Recently, the Hemostasis and Thrombosis Research Society of North America formed a consensus to guide the management of AH-related bleeding [59]. It focuses mainly on the control and prevention of bleeding, eradication of the inhibitor, and treatment of an underlying disease if applicable. Indeed, recombinant porcine FVIII (50–100 U/kg initially) can achieve measurable FVIII levels and hemostasis in AH, even if the human inhibitor is high. Similarly, rFVIIa (70–90 μg/kg every 2–3 h until hemostasis achieved) and activated prothrombin complex concentrate (50–100 U/kg every 8–12 h) are both appropriate first-line bypassing treatments [59].

Although the inhibitor may disappear after a few months, inhibitor eradication by immunosuppressive therapy (IST) is strongly recommended according to this consensus, which is based on corticosteroid alone as the first-line treatment (prednisone 1 mg/kg orally daily ×4–7 days). For a faster response rate than that achieved with steroids alone, but higher adverse event profile, corticosteroid as above can be used in association with cyclophosphamide (1–2 mg/kg orally daily or 5 mg/kg intravenous every 3–4 weeks). Finally, rituximab is not recommended as monotherapy unless another IST is contraindicated. It is administered in combination with corticosteroids at the dose of 375 mg/m2 intravenous weekly ×4. It should be noted that both hemostatic and immune therapy impose considerable risks and require close monitoring to ensure safety [59].

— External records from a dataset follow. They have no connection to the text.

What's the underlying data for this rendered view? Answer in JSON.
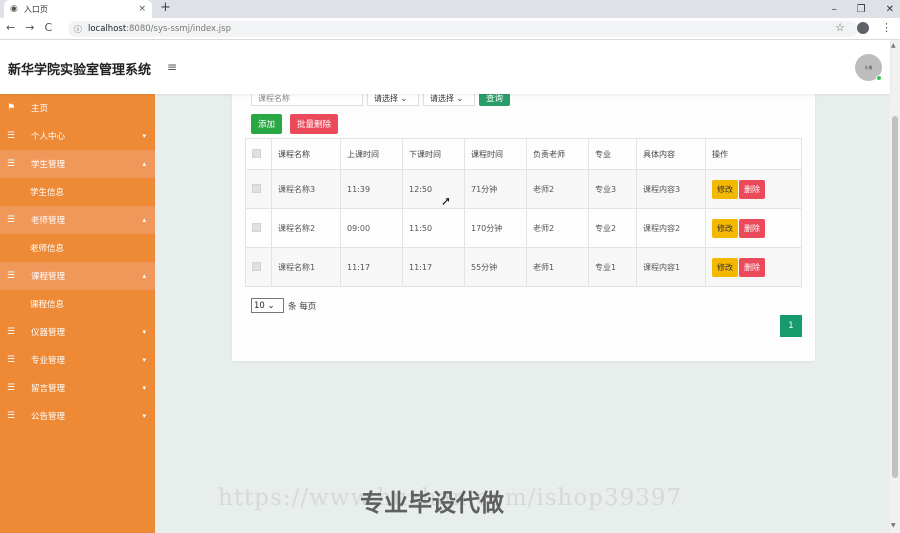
{
  "browser": {
    "tab_title": "入口页",
    "tab_close": "×",
    "new_tab": "+",
    "window_controls": [
      "–",
      "❐",
      "✕"
    ],
    "nav": [
      "←",
      "→",
      "C"
    ],
    "url_host": "localhost",
    "url_path": ":8080/sys-ssmj/index.jsp",
    "right_icons": [
      "☆",
      "⋮"
    ]
  },
  "header": {
    "title": "新华学院实验室管理系统",
    "menu_icon": "≡",
    "avatar_text": "头像"
  },
  "sidebar": {
    "items": [
      {
        "label": "主页",
        "icon": "flag-icon",
        "glyph": "⚑",
        "arrow": ""
      },
      {
        "label": "个人中心",
        "icon": "list-icon",
        "glyph": "☰",
        "arrow": "▾"
      },
      {
        "label": "学生管理",
        "icon": "list-icon",
        "glyph": "☰",
        "arrow": "▴",
        "open": true
      },
      {
        "label": "学生信息",
        "sub": true
      },
      {
        "label": "老师管理",
        "icon": "list-icon",
        "glyph": "☰",
        "arrow": "▴",
        "open": true
      },
      {
        "label": "老师信息",
        "sub": true
      },
      {
        "label": "课程管理",
        "icon": "list-icon",
        "glyph": "☰",
        "arrow": "▴",
        "open": true
      },
      {
        "label": "课程信息",
        "sub": true
      },
      {
        "label": "仪器管理",
        "icon": "list-icon",
        "glyph": "☰",
        "arrow": "▾"
      },
      {
        "label": "专业管理",
        "icon": "list-icon",
        "glyph": "☰",
        "arrow": "▾"
      },
      {
        "label": "留言管理",
        "icon": "list-icon",
        "glyph": "☰",
        "arrow": "▾"
      },
      {
        "label": "公告管理",
        "icon": "list-icon",
        "glyph": "☰",
        "arrow": "▾"
      }
    ]
  },
  "search": {
    "name_placeholder": "课程名称",
    "select1": "请选择",
    "select2": "请选择",
    "search_label": "查询",
    "add_label": "添加",
    "batch_delete_label": "批量删除"
  },
  "table": {
    "headers": [
      "",
      "课程名称",
      "上课时间",
      "下课时间",
      "课程时间",
      "负责老师",
      "专业",
      "具体内容",
      "操作"
    ],
    "rows": [
      [
        "课程名称3",
        "11:39",
        "12:50",
        "71分钟",
        "老师2",
        "专业3",
        "课程内容3"
      ],
      [
        "课程名称2",
        "09:00",
        "11:50",
        "170分钟",
        "老师2",
        "专业2",
        "课程内容2"
      ],
      [
        "课程名称1",
        "11:17",
        "11:17",
        "55分钟",
        "老师1",
        "专业1",
        "课程内容1"
      ]
    ],
    "edit_label": "修改",
    "delete_label": "删除"
  },
  "pagination": {
    "page_size": "10",
    "page_size_suffix": "条 每页",
    "current_page": "1"
  },
  "watermark": {
    "url_text": "https://www.huzhan.com/ishop39397",
    "overlay_text": "专业毕设代做"
  }
}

Our patient, given rituximab, is in clinical remission that can last 6 months as reported in the literature [60-62]. Indeed, the activity of the B cells after treatment with rituximab was recovered after 6 months of the last cycle of the anti-CD20, even if lymphocyte depletion can spread over 2 years [63]. Thus, the inhibitor may reappear and another cycle of rituximab may be justified [64]. Our patient lived near the hospital and was hospitalized after the first clinical signs. He had a health insurance that allowed him easy access to care and very expensive treatment, but this is not the case for most people in Morocco, which could jeopardize their prognosis in a similar context.

Conclusions

Acquired hemophilia A is not exceptional in rheumatoid arthritis. Its evolution is unpredictable and its prognosis can be very serious. Even if its treatment is based on conventional immunosuppressants and hemostatic factors, rituximab remains a relevant alternative for simultaneously managing AH with inhibitor and RA.